Według CBA kontrola dotyczy m.in. procedur podejmowania decyzji i udzielania zamówień publicznych w związku z budową, wdrożeniem i utrzymaniem CEPiK – systemu informatycznego Centralnej Ewidencji Pojazdów i Kierowców. Biuro Antykorupcyjne badało sprawę od grudnia 2011 r. Decyzję o wejściu do MSW podjęto po analizie zebranych informacji. Kontrola obejmie lata 2000 – 2010, ma potrwać do początku lipca br., ale może zostać przedłużona nawet do 9 miesięcy. Budową CEPiK zajmował się najpierw Softbank, a potem Asseco Poland. Terminy ukończenia nie raz przesuwano. Po uruchomieniu CEPiK Asseco dalej nieźle na nim zarabiało. Na początku 2010 r. MSWiA podpisało z firmą kontrakt na utrzymanie systemu przez 18 miesięcy za 48 mln zł netto.

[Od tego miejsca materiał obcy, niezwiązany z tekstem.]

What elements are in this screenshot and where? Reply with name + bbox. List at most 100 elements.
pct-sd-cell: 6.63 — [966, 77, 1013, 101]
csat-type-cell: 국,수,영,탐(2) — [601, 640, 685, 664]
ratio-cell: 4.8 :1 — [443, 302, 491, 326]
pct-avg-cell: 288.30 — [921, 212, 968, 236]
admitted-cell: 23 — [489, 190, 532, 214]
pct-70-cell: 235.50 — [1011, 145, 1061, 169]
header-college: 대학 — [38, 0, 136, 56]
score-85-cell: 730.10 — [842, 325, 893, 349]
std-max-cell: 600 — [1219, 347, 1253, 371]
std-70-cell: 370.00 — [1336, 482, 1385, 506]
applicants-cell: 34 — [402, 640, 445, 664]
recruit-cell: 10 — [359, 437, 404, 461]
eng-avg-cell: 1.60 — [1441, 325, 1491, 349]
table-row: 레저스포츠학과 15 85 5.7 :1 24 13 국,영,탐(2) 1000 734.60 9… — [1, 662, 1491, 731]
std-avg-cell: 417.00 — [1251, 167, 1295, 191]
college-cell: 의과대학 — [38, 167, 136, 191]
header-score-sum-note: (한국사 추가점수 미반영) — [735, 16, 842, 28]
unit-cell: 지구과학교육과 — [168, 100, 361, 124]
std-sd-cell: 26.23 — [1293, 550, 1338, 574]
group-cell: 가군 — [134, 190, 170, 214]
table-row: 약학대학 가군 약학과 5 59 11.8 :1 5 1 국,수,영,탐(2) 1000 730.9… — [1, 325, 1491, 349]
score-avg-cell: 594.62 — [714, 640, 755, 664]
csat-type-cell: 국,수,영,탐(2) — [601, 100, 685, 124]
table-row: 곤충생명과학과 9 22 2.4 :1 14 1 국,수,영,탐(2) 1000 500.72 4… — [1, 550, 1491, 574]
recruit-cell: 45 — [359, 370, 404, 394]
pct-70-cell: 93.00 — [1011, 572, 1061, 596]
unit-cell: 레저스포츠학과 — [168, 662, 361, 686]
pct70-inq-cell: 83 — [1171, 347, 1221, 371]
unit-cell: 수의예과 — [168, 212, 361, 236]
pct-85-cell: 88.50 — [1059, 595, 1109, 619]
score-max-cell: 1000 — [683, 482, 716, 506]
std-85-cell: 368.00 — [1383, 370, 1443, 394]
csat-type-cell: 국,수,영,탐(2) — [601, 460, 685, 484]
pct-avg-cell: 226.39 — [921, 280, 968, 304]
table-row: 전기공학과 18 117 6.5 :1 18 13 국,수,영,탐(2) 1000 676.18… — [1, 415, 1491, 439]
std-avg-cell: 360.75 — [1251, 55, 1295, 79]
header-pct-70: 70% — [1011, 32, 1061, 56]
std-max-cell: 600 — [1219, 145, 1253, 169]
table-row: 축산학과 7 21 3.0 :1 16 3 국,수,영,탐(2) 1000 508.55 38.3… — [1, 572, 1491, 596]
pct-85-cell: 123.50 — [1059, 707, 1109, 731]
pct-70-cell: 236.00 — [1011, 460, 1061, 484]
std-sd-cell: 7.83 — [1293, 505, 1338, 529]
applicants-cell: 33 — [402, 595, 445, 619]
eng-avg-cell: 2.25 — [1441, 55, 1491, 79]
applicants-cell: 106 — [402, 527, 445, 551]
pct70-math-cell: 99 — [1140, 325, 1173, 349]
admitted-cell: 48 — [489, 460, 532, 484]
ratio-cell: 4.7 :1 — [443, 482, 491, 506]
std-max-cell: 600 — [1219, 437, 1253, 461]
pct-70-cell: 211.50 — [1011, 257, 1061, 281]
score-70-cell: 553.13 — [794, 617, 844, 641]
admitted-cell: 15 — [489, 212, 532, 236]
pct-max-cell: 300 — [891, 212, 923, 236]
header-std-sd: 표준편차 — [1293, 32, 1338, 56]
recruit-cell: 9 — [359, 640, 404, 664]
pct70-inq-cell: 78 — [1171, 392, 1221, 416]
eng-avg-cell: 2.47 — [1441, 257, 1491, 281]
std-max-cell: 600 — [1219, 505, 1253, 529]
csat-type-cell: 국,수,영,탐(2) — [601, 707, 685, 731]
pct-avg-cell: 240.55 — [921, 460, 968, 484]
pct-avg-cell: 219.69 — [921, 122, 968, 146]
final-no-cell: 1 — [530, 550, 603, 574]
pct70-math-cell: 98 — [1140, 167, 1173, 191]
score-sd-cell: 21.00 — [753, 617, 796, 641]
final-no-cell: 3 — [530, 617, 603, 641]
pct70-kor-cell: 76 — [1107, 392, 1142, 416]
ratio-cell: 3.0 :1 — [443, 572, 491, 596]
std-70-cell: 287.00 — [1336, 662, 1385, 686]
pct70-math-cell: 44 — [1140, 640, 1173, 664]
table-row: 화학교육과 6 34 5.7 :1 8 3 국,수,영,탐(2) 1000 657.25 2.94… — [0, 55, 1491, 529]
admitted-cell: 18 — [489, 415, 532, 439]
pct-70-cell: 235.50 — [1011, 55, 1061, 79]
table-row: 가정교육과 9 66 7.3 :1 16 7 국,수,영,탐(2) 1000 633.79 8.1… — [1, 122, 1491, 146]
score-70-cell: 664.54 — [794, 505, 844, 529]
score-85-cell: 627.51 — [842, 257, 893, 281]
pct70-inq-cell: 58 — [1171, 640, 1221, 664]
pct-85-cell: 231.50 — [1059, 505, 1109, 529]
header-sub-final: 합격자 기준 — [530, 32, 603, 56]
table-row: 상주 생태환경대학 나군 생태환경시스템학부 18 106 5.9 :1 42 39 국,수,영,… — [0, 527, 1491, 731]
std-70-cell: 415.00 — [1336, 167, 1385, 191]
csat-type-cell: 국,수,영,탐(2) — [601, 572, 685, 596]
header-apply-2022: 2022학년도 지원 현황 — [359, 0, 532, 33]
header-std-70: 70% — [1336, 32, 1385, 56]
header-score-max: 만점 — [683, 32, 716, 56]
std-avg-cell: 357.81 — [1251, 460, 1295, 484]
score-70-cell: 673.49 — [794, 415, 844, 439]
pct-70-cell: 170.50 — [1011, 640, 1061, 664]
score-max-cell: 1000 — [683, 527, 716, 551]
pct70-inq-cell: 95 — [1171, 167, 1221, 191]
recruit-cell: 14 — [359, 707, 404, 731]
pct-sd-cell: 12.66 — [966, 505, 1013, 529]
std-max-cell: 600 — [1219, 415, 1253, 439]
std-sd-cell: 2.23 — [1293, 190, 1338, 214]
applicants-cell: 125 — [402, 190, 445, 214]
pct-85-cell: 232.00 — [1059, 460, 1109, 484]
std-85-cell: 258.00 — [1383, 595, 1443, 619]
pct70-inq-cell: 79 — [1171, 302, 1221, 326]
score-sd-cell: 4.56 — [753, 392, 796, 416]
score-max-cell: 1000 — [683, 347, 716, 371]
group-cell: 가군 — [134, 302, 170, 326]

CBA nie po raz pierwszy bierze pod lupę zamówienia IT w resorcie. W ub. roku w Centrum Projektów Informatycznych MSWiA (ministerstwo zostało później podzielone między MSW i resort administracji i cyfryzacji) wykryto największą jak dotąd aferę korupcyjną w administracji publicznej. Aresztowano 6 osób, w tym byłego dyrektora CPI i jego zastępcę, a także prezesa jednej z firm informatycznych. Zatrzymano byłych dyrektorów sprzedaży IBM i HP. Dawni szefowie CPI MSWiA są podejrzani o przyjęcie 5 mln zł łapówek w zamian za kontrakty dla firm IT.